Offending on the Studio’s Dime
Unsurprisingly, the violence and gross-out elements are less prominent in James Gunn’s big budget work, particularly his screenplays for the film adaptations of Hannah Barbara’s Scooby Doo cartoon. Directed by Raja Gosnell, Scooby-Doo (2002) and Scooby-Doo 2: Monsters Attack (2004) stick to the standards of an early 2000s kid flick, complete with bad CG and Smashmouth on the soundtrack.
That said, they do entertain, thanks largely to Matthew Lillard’s game performance as Shaggy and to Gunn’s script. Both movies manage to follow the basic Scooby formula while working in PG versions of Gunn’s sincerity (such as Shaggy and Scooby’s moments of despair when they realize they are the butt of all the jokes) and his irreverence, most prominently in the decision to make Scrappy-Doo, a “cool” pup added to later episodes of the cartoon series, the first feature’s villain.
James Gunn better integrated his voice into his biggest movie to date, the Marvel hit Guardians of the Galaxy. Directing from a script he co-write with Amy Perlman, Guardians not only features the aforementioned Kaufman, but also other Gunn regulars Rooker, Sean Gunn, and Gregg Henry. And while the PG-13 conventions of blockbuster filmmaking relegate the violence to the bloodless destruction of CGI planets, Gunn does manage to work in some disturbing moments, such as a servant girl who gets disintegrated by the movie’s MacGuffin or space pilot (Peter Serafinowicz) being crushed to death in his ship. Likewise, the gross-out gags have been tamed, but are still present, particularly in the one-liners from Star-Lord (Chris Pratt) and Rocket Raccoon (Bradley Cooper).

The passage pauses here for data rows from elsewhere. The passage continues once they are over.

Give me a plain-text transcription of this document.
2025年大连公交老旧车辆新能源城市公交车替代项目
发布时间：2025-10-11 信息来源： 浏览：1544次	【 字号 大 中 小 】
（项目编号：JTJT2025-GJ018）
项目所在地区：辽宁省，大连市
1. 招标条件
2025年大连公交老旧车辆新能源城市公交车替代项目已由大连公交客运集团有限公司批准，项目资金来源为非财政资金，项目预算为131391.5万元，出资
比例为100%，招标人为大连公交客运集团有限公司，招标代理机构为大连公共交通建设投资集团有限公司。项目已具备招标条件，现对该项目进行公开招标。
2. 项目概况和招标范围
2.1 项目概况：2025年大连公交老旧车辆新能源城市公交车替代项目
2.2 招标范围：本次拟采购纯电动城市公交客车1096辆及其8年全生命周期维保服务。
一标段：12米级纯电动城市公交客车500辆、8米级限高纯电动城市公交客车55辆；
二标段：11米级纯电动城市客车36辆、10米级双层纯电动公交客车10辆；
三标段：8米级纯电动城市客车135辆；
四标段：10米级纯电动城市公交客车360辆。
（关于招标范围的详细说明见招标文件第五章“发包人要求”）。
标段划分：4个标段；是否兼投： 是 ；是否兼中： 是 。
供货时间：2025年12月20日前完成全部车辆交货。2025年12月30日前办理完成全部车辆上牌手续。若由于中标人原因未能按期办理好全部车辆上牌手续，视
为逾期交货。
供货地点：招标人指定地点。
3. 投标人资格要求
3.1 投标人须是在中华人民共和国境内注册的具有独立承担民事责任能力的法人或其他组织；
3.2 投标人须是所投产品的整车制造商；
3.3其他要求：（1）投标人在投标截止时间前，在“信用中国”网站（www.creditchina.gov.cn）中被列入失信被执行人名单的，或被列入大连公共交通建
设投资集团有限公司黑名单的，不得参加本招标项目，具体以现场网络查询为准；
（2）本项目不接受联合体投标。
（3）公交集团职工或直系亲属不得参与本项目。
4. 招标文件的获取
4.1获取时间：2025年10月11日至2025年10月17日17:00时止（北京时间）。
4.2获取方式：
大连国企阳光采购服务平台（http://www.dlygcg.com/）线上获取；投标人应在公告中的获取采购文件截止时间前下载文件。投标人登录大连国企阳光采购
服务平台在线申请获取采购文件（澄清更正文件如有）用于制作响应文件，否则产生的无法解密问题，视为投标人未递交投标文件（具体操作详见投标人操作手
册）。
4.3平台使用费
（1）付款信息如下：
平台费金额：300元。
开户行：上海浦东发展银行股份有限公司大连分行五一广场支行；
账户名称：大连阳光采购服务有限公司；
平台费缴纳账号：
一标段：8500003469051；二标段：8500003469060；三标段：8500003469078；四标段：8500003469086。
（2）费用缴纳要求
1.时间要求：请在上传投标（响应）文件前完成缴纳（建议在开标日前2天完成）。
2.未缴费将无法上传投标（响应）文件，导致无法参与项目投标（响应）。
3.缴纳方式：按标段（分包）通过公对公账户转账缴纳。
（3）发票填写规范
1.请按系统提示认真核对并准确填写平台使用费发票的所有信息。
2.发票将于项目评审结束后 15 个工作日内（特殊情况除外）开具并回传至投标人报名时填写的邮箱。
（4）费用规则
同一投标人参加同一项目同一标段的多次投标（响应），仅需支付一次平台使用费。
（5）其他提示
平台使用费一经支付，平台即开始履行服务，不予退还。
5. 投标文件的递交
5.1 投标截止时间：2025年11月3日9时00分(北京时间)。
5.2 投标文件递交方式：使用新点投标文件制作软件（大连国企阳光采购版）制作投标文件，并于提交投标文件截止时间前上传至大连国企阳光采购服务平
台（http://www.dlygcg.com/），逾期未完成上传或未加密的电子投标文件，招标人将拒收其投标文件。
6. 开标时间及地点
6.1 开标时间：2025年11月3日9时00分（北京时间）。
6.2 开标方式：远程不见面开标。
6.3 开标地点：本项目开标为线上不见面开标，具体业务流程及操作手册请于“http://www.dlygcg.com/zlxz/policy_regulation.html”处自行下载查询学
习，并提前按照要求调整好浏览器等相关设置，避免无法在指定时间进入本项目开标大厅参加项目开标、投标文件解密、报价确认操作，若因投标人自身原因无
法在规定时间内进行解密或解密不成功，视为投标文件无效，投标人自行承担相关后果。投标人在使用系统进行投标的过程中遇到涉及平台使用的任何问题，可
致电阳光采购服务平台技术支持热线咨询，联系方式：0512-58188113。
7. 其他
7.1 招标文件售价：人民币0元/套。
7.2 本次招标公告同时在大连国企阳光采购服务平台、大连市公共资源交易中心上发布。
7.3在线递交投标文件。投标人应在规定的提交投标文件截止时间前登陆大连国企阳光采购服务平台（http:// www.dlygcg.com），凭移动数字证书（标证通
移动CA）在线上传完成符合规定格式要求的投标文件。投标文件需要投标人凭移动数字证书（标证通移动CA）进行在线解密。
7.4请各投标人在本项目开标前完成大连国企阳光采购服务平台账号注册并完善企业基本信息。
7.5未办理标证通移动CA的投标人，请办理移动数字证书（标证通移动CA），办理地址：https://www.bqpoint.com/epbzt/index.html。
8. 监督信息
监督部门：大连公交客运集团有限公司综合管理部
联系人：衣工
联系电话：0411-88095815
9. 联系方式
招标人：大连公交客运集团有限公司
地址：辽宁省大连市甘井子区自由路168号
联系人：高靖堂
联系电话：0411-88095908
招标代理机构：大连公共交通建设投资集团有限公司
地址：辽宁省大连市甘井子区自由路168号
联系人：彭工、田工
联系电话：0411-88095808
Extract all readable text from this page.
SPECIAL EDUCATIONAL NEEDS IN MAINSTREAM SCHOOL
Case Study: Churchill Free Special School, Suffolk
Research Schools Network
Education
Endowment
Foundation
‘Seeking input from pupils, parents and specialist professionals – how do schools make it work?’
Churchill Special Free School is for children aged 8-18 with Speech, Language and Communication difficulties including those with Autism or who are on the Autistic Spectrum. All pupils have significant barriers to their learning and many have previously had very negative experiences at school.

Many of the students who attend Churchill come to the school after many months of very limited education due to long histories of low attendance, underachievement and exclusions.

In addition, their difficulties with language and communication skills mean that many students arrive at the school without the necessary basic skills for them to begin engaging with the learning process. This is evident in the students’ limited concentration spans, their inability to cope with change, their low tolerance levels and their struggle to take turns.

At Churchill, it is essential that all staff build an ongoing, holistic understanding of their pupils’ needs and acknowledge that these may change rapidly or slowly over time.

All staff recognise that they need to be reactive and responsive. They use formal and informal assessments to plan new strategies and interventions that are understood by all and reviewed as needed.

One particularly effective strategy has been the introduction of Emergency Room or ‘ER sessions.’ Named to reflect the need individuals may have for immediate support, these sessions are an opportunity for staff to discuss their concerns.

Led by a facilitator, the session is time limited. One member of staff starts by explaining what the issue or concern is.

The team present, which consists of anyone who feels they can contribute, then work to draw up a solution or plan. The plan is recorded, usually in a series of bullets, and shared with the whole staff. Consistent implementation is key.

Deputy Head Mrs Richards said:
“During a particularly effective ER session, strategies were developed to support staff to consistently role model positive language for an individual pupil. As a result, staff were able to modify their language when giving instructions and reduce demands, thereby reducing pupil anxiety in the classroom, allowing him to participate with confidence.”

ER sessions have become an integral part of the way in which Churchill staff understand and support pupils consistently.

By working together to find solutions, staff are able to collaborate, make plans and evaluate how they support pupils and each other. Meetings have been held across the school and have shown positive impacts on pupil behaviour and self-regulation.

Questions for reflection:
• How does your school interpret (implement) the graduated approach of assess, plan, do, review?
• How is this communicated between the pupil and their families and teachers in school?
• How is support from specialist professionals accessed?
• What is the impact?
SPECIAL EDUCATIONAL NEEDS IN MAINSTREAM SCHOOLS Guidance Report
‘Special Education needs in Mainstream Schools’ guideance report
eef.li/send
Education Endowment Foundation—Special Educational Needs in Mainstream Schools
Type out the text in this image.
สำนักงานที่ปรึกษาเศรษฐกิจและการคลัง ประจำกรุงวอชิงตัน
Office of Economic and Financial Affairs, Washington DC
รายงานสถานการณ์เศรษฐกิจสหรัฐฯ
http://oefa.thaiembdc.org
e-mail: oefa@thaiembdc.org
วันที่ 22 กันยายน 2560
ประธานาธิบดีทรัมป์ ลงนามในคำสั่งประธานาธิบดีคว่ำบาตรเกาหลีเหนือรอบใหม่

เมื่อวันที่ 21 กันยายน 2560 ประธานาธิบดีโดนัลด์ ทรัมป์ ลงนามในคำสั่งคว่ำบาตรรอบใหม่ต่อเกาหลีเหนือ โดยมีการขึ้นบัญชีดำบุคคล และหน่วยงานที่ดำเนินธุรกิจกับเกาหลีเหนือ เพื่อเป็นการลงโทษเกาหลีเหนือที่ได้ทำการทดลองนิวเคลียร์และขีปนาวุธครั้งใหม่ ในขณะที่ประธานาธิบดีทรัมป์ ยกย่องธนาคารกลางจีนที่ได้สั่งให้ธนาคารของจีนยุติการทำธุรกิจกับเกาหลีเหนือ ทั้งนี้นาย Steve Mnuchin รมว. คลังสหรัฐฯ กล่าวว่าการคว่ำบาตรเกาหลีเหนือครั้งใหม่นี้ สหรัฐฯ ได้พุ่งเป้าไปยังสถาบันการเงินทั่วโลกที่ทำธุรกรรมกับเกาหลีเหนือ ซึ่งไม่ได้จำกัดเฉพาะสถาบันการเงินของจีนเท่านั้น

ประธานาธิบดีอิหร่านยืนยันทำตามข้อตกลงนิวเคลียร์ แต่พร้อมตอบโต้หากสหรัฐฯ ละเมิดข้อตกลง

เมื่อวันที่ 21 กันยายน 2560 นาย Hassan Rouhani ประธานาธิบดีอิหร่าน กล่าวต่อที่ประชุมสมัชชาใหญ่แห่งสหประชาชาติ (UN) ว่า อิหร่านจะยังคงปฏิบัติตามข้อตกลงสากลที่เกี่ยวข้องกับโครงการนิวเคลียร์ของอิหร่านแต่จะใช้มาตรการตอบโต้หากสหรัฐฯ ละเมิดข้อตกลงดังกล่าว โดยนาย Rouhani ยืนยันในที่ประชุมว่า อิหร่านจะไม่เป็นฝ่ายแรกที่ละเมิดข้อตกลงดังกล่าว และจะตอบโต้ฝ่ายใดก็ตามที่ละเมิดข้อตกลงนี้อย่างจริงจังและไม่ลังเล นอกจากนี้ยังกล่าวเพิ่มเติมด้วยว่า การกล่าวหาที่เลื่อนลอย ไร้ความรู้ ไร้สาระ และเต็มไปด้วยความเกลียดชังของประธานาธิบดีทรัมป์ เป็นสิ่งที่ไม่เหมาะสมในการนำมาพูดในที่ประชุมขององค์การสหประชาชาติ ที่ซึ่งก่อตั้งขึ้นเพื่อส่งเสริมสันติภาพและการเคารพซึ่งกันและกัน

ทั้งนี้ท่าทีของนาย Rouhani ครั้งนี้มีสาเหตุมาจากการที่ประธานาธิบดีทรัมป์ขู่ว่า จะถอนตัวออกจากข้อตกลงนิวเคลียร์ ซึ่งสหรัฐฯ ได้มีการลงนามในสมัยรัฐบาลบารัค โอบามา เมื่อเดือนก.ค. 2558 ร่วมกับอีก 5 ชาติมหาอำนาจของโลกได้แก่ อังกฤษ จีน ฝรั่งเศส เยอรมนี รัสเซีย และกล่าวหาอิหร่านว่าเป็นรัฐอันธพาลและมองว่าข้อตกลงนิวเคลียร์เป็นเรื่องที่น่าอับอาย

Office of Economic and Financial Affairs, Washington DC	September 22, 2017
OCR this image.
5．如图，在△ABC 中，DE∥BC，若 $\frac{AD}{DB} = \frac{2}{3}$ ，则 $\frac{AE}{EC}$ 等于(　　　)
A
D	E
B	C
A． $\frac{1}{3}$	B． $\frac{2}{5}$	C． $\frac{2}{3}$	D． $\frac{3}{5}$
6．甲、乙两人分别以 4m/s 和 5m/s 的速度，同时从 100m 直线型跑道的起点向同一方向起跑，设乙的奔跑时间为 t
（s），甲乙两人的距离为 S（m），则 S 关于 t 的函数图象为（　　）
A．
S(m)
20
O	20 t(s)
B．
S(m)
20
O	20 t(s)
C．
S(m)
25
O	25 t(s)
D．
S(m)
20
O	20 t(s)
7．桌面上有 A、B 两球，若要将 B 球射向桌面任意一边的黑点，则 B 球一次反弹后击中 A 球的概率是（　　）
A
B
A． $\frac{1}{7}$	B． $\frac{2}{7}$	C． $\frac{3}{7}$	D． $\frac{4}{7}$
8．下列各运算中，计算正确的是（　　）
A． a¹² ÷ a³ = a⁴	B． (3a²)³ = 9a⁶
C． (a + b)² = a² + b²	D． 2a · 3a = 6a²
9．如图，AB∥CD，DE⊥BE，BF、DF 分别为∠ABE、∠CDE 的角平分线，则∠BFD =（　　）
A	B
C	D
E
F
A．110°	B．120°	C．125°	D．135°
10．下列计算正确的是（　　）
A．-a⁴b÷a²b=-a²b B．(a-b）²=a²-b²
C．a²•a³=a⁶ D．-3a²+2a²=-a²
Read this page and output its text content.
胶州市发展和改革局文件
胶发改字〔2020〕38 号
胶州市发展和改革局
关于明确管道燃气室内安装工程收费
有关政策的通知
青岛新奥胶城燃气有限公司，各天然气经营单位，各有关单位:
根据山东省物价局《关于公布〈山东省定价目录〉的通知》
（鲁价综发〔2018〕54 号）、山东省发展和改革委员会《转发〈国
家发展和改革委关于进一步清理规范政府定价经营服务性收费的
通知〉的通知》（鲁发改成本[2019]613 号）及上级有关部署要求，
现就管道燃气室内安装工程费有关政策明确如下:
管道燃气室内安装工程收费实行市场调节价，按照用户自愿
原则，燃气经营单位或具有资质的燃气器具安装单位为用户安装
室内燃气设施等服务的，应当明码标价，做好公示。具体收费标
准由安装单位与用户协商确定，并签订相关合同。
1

Despite working within one of the two most well-established comic book universes, Gunn has picked his kinds of characters from their bullpen. Not unlike the damaged failures in The Specials and Super, the Guardians lack the obvious nobility of their Marvel Cinematic Universe counterparts Captain America and Iron Man. Star-Lord is a thief who can’t seem to make a name for himself, Dave Bautista’s Drax is a violent fool, and the rest of the team, including pseudo-love interest Gamora (Zoe Saldana) and the merchandising friendly Rocket Raccoon and Groot (Vin Diesel), are all assassins.
After the unprecedented success of Guardians, James Gunn appears to be continuing to develop his offensively humane voice. He has returned to Troma to contribute to the online short Dolphinman Battles the Sex Lobsters (2016), and his screenplay for the Greg McLean directed horror film The Belko Experiment (2017) has been described as “Saw meets Office Space.” Early reviews of Guardians of the Galaxy Vol. 2 have been positive, indicating that the film continues the crowd-pleasing humor from the first film, while mixing in a more emotional plot involving Star-Lord and his estranged father.
Since that plot-point somehow involves a sentient planet, it will promise to be a weird emotional plot. But that’s just what we want from a James Gunn movie.